If you like sports, America is a great place to live. There’s some sort of game going on somewhere pretty much all the time. Football has kind of taken over Baseball as “America’s Pastime”, and I’m okay with that because I love them both. I always wanted to be a wide receiver, but I wasn’t allowed to play tackle football as a kid so that never panned out. I was determined to play basketball, but hurt my back so that never panned out. And as a kid I learned to hate baseball because I couldn’t hit the ball and my own team booed me when I was up to bat because I was the automatic out (I had eye problems and couldn’t see/judge the ball very well). I even threw the bat at an umpire once for making a bad call. One of the 2 times in my life my dad really really yelled at me.
Many of my students roll their eyes when I get talking about baseball. We have this fun, ongoing banter about which is more boring to watch–soccer or baseball. Most people agree that it’s soccer. For some reason, the rest of the world loves soccer. I’ve tried. Blah. Whether you’re a fan of soccer or baseball, I think both audiences can enjoy watching the sport the more they understand it. That may be the case for every sport (especially curling…I’m hooked by the way) but it’s especially true for these two extremely patient sports. (From here on out, I’m only talking baseball. Who cares about soccer, really?)

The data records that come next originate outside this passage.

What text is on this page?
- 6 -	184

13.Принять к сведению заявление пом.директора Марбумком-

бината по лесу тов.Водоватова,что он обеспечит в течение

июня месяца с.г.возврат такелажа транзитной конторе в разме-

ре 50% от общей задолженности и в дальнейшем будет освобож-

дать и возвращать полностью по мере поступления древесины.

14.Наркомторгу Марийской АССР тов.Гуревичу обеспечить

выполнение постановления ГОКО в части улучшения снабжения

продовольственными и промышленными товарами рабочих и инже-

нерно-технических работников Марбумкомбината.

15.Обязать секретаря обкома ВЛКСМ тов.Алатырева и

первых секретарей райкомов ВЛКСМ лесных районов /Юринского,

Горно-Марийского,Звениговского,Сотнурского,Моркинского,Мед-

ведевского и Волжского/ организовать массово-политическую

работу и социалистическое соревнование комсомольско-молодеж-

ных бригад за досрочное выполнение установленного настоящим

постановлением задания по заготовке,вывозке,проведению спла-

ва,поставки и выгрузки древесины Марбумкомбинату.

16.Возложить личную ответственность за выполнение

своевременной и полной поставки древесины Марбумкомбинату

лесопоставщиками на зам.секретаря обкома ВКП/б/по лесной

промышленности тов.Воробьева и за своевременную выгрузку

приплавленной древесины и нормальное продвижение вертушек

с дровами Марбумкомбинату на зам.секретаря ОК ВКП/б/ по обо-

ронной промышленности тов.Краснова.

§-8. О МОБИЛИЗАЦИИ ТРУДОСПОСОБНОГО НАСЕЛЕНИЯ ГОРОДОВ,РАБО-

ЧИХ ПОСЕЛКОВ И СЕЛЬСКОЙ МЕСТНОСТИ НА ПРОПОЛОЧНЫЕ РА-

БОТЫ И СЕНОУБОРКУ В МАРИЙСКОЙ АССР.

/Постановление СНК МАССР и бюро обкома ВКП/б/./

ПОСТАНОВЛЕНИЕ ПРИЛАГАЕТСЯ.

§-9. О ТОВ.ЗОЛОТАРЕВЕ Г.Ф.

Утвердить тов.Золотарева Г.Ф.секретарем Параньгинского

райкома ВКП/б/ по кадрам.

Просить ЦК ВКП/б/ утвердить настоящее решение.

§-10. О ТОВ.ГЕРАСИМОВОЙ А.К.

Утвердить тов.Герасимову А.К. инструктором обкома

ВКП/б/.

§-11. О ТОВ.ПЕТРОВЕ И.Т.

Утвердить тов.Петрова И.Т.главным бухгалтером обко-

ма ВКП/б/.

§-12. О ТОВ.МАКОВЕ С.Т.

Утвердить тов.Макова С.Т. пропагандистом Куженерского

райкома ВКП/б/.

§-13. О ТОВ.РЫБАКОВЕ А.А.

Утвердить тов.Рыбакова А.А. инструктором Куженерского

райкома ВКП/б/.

Yes, baseball is a patient sport. It’s a chess match, where the manager has to choose which type of hitters should face the opposing pitcher, which pitcher should replace the starter and face the upcoming batters, infield and outfield shifts, etc. Patience doesn’t seem to be important in our society anymore, but it’s there if you look for it. Some of the best movies are patient–they take the time to develop and actually have depth to the story. Think Rear Window, Good Fellas, Meet Joe Black, Brazil. Often times these types of movies take a while to get into. I remember looking at the clock an hour into Good Fellas and thinking, “Oy, we’re not even half way.” The next thing I remember, the movie was over (no, I didn’t fall asleep this time) and I had a lot to think about. Patient movies. I like them.
A few years ago, I scoffed at the notion that baseball was still America’s pastime. It’s not. But it’s a better representation of what American stands for than football…or what America used to stand for. In baseball, there’s a need for all sorts of skill sets–speed, power, throwing, catching, thinking, fielding, running. Not every baseball player has to be a muscular monster, nor does each have to be a fleet-footed flier. Baseball requires a field (or at least a little open space) and requires a team. Bad team-play and weak defense will most likely lead to losing the game. There are so many opportunities for education and work in the United States (despite our crumbling educational institutions) that people from all over the world can plug in and contribute. Baseball also allows for longevity as there are many many players in their late 30’s to early 40’s. For a professional sport, that’s kind of big deal.
Unfortunately, baseball just isn’t as popular as it used to be. You have to wait for that amazing play (i.e. Dexter Fowler’s catch to save a no-hitter, the first in Rockies history!), that home run, that stolen base, that huge strike out. Football provides much more instant gratification, with the violent hit possible on every play. Don’t get me wrong, I love football, but you don’t have to be very patient to watch it. I wonder if there’s a correlation between poetry and baseball. Poetry demands patience, and when you can’t figure it out, a team! The more a reader understands the more value he/she can find in poetry. Statistics show that poetry is read by less than 8% of the population. Poetry ain’t popular in our greater culture.
I think we can call it the Steroid Era of Poetry. There is only so much poetry pie to go around (in terms of recognition, acknowledgment, accolades, and jobs) and, according to some, there are over 50,000 Americans scrapping for their crumb. In order to get noticed then, one must do little juicing–blog, critique, interview, get a degree, etc. I’m not sure the majority of those 50,000 swing a heavy bat (in terms of poetry), and it’s almost too much to sift through. Poets create good conversations, but often times it isn’t about poetry, it’s about status. Eventually, some cosmic poetic umpire is going to call a balk and the whole things will come caving in. What then? Will there be anyone to stand up amongst the rubble?